仇锜答得理直气壮,“姐儿做饭好吃,游戏也好玩,咱家一个都比不上!”
尤其是现在,连姜蔺都被家仆接走了,府里连一个陪他玩的小伙伴都没有了,这日子简直是没法过了。
仇钺舔了舔嘴,李姐的厨艺却是是无可挑剔的,“不就是些游戏吗?爹爹找人陪你玩就是了!”
仇锜撇了撇嘴,“那能一样吗?姐儿玩的游戏,家中没一个会玩的!”
仇钺笑道,“你都说说,都有哪些游戏啊?”
仇锜掰着手指道,“像是占领阵地、拔苗助长、南水北调、仙人指路、桃花朵朵、言不由衷、真假难辨,花样多着呢,每天早中晚玩的都不一样,都有二三十个游戏了,”
仇钺年少之时,也是个爱玩乐的,游戏玩得不少,自认是个玩家,可是,这些个名儿却是一个都没听过,顿时来了兴致,“给爹爹具体说说,这些游戏都是怎么个玩法呀?”
第79章 想不通啊
仇锜仰着下巴,带着几分得意地向他爹卖弄道,“姐儿的游戏,大多是分成两队进行的,赢了有赏,输了受罚。
“占领阵地:就是取两床被单,放在地上,所有人都得站在被单上。两队相互猜拳,输了的就将被单对折,看谁的脚先落到界外,谁就输了。
“拔苗助长:就是一群人坐在地上,手不能碰地,只能相互挽着手,看哪一队先站起来,谁就获胜。
“南水北调:就是取五节竹筒,劈成两瓣,一人拿上一瓣,搭成一个水渠,将水运往二十步之外,谁先将水桶注满,谁就获胜。”
仇钺不解地问道,“单凭五节竹筒,如何能将水运到二十步之遥?”
仇锜白了他一眼,“爹,您怎么那么笨,不动脑子呢?第一个人运完水,立刻跑到队伍的末尾,不停接力,这样不就行了吗?”
仇钺拍了下大腿,恍然大悟,“原来如此,有些意思。还有什么游戏?你继续说!”
“还有仙人指路:在院子中放上七八个竹篮,作为陷阱;再将麻绳缠成巨大的蛛网一般,作为阻碍。由一人蒙眼转上三圈,另一人为他指路,但不能说话,只能发出哼哈两种声音,让他避开竹篮,翻过麻绳。

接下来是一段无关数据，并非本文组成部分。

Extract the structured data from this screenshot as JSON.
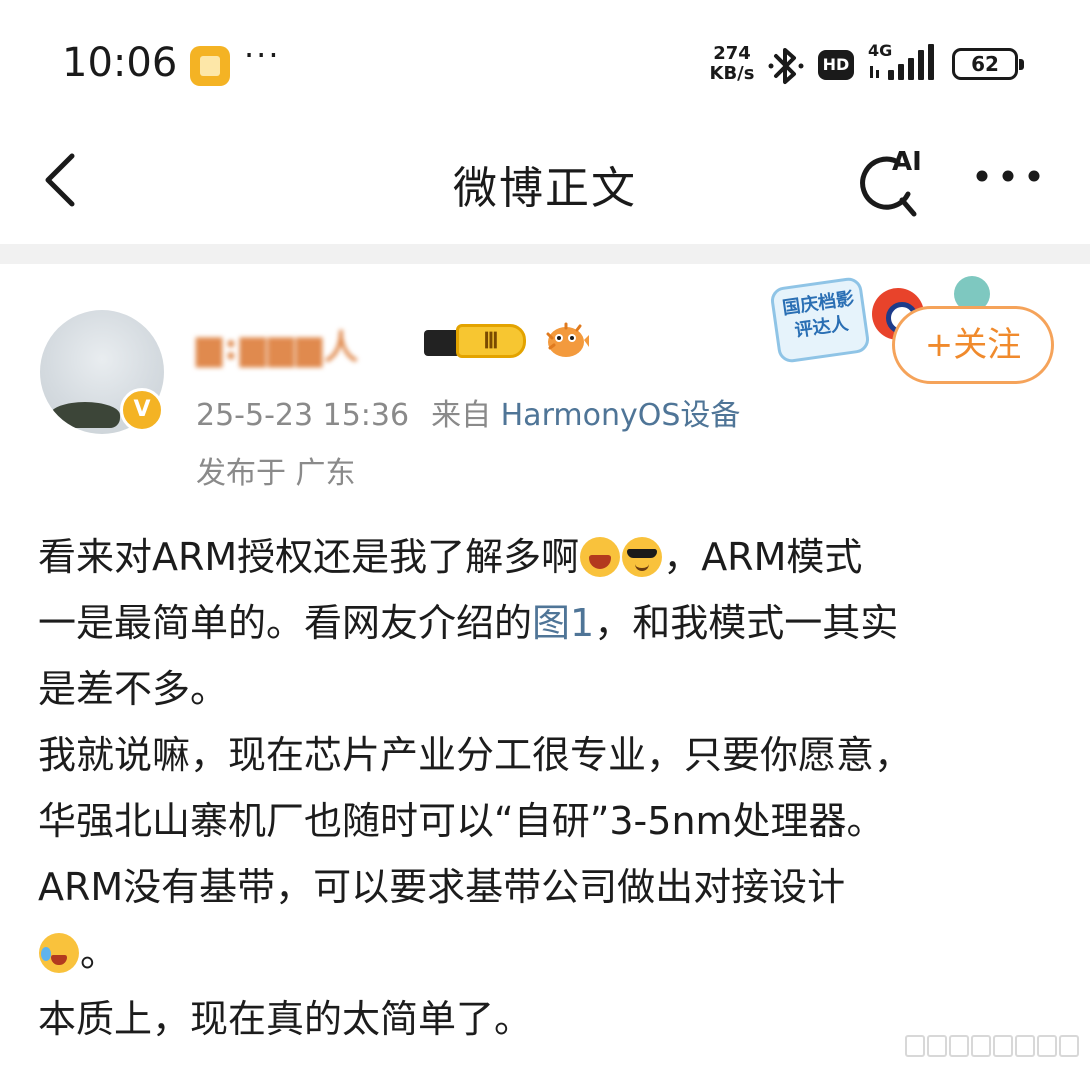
{
  "status_bar": {
    "time": "10:06",
    "more": "···",
    "net_speed_value": "274",
    "net_speed_unit": "KB/s",
    "hd_label": "HD",
    "network_label": "4G",
    "battery": "62"
  },
  "nav": {
    "title": "微博正文",
    "ai_label": "AI"
  },
  "post": {
    "username": "▆:▆▆▆人",
    "level": "Ⅲ",
    "verified_mark": "V",
    "timestamp": "25-5-23 15:36",
    "source_prefix": "来自",
    "source": "HarmonyOS设备",
    "location": "发布于 广东",
    "follow_label": "+关注",
    "event_badge_text": "国庆档影评达人",
    "body": {
      "l1_a": "看来对ARM授权还是我了解多啊",
      "l1_b": "，ARM模式",
      "l2_a": "一是最简单的。看网友介绍的",
      "l2_link": "图1",
      "l2_b": "，和我模式一其实",
      "l3": "是差不多。",
      "l4": "我就说嘛，现在芯片产业分工很专业，只要你愿意，",
      "l5": "华强北山寨机厂也随时可以“自研”3-5nm处理器。",
      "l6": "ARM没有基带，可以要求基带公司做出对接设计",
      "l7_b": "。",
      "l8": "本质上，现在真的太简单了。"
    }
  },
  "colors": {
    "link": "#4f7597",
    "follow": "#f08a2c",
    "verified": "#f4b324",
    "meta": "#8a8a8a"
  },
  "icons": [
    "back-chevron-icon",
    "ai-search-icon",
    "more-dots-icon",
    "bluetooth-icon",
    "signal-icon",
    "battery-icon",
    "laugh-emoji-icon",
    "cool-emoji-icon",
    "cry-laugh-emoji-icon",
    "puffer-fish-icon",
    "weibo-eye-icon",
    "film-reel-icon"
  ]
}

“桃花朵朵:就是由姐儿报数,若是她报三,我们就三人抱成团,若是她报五,我们就五人抱成团,每场落单的人淘汰出局。
“言不由衷:就是快问快答。虽然只有是和否两种答案,但却很考验机变,因为所有的问题都得反着答。比如说,人家问你是男的吗?你得答否,反应差些就会答错了。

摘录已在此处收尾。